Livebook is a godsend for productivity.
When you are working on code that requires a long boot up time, whether it be waiting for resources, or doing some long computation, Livebook lets you implicitly cache previous results.
It's like a repl, but more premenant as you can rerun cells, save notbooks and rerun them later.
However, ultimately we know that our code ultimately ends in a Mix projects.
That's where a gap still existis. 
While Livebook is better than IEX, there is still a jump between Livebook and a Mix project. 
That's why I built `:kino_livereload`.
Let me explain.

Frequently you'll start writing an adhoc script in Livebook because you get a REPL like experience with visual, rerunnable feedback.
However, at some point your Livebooks in a project become too large and you want to refactor helper functions into a library.
This is where the first problem begins.
Since instally dependencies happesn in the first cell as part of the `Mix.install(...)` if you need to fix and edge case in a refactored helper function, you have to rerun the entire notebook, nullifying the benefist of the REPL.
At which point you are no better off than moving the Livebook into a test and running `mix test`.

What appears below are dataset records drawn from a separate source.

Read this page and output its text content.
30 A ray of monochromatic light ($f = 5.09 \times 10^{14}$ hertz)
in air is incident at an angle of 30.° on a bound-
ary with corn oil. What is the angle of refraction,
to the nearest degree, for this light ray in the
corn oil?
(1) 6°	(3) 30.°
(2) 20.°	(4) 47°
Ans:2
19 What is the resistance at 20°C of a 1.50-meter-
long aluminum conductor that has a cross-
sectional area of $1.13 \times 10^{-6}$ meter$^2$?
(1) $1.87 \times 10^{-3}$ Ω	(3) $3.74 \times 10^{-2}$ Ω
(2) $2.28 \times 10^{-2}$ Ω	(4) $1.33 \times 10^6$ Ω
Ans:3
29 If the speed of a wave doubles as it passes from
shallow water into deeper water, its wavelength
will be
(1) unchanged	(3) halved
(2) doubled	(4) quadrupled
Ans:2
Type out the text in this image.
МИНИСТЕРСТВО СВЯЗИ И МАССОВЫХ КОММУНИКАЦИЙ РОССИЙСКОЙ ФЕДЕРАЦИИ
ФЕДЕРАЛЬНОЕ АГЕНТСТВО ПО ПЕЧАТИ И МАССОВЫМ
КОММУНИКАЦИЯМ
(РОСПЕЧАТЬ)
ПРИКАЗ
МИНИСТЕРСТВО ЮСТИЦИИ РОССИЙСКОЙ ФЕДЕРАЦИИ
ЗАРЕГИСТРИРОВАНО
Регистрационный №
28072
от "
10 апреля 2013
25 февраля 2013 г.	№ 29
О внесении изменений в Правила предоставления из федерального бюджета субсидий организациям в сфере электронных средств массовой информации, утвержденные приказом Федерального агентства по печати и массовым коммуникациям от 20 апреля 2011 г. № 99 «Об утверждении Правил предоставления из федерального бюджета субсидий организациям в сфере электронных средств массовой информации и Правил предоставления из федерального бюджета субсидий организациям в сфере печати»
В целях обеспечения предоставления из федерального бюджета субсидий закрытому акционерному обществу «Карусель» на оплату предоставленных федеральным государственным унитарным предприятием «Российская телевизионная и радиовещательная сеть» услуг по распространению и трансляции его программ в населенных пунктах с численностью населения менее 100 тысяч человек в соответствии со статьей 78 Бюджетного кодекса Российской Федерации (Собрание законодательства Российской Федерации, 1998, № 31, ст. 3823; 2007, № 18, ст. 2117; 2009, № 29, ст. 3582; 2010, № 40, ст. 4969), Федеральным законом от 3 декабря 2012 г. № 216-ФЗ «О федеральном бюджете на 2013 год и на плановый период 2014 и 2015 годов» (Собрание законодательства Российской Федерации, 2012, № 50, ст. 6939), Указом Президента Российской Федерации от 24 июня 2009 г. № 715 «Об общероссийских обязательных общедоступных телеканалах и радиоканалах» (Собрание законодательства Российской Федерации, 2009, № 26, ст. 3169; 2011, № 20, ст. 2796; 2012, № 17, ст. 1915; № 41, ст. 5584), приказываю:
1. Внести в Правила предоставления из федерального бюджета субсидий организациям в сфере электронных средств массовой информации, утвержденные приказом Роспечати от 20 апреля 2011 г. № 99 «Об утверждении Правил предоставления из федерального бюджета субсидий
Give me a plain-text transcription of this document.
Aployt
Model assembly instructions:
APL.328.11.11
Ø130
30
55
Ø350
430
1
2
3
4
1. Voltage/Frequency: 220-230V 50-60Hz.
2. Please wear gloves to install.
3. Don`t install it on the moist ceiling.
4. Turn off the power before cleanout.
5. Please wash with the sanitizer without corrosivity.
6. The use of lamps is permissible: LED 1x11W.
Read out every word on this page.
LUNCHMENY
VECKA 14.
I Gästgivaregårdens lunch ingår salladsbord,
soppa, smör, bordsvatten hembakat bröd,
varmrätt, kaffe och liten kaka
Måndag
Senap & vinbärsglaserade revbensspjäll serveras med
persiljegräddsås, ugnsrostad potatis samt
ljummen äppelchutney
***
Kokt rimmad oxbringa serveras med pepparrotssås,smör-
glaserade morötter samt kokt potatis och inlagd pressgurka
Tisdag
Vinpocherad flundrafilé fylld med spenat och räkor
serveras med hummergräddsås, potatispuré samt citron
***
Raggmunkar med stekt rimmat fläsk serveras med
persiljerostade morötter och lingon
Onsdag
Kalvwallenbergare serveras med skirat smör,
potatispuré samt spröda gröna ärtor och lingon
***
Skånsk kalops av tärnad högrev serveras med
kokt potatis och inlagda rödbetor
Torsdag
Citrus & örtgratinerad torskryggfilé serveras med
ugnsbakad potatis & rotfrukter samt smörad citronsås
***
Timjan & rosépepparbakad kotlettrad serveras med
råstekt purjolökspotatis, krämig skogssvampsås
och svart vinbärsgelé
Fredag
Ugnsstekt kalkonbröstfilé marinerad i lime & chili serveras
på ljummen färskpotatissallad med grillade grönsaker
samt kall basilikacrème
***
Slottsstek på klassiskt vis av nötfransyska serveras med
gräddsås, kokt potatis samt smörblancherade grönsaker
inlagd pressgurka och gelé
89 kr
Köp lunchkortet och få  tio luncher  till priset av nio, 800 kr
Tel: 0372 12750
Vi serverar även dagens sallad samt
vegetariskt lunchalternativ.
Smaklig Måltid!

Now that's just in the refactoring usecases, imagine you wanted to co-develop a library with a livebook. 
At least when you're fixing edge cases in a refactor, maybe the hit to developer productivity is tolerably to continue using Livebook (but then again why?).
Whereas in a co-develop situation as you'd constantly be rerunning the entire Livebook.

That's where `:kino_livereload` comes in. 
This library brings Pheonix LiveReload functionality to Livebook.
When you have a local library that you're actively working on, upon which a specific Livebook cell depends, you can mark the cell and just rerun that cell anytime the underlying source code changes.

This is particularly useful if you have a usecase where you are actively iterating on helper functions that operate on some expensive data to initial load/compute.
For example, in my usecase, I built this because I was working on a webscraper.
I had many functions which I was iterating that on extracting data from the HTML.
The Livebook would initialize the browser, set the cookies, and do the actions that would get the browser into the appropriate state before I could test my extract.
This could take up to 5-10 seconds, just to test a CSS Selector change.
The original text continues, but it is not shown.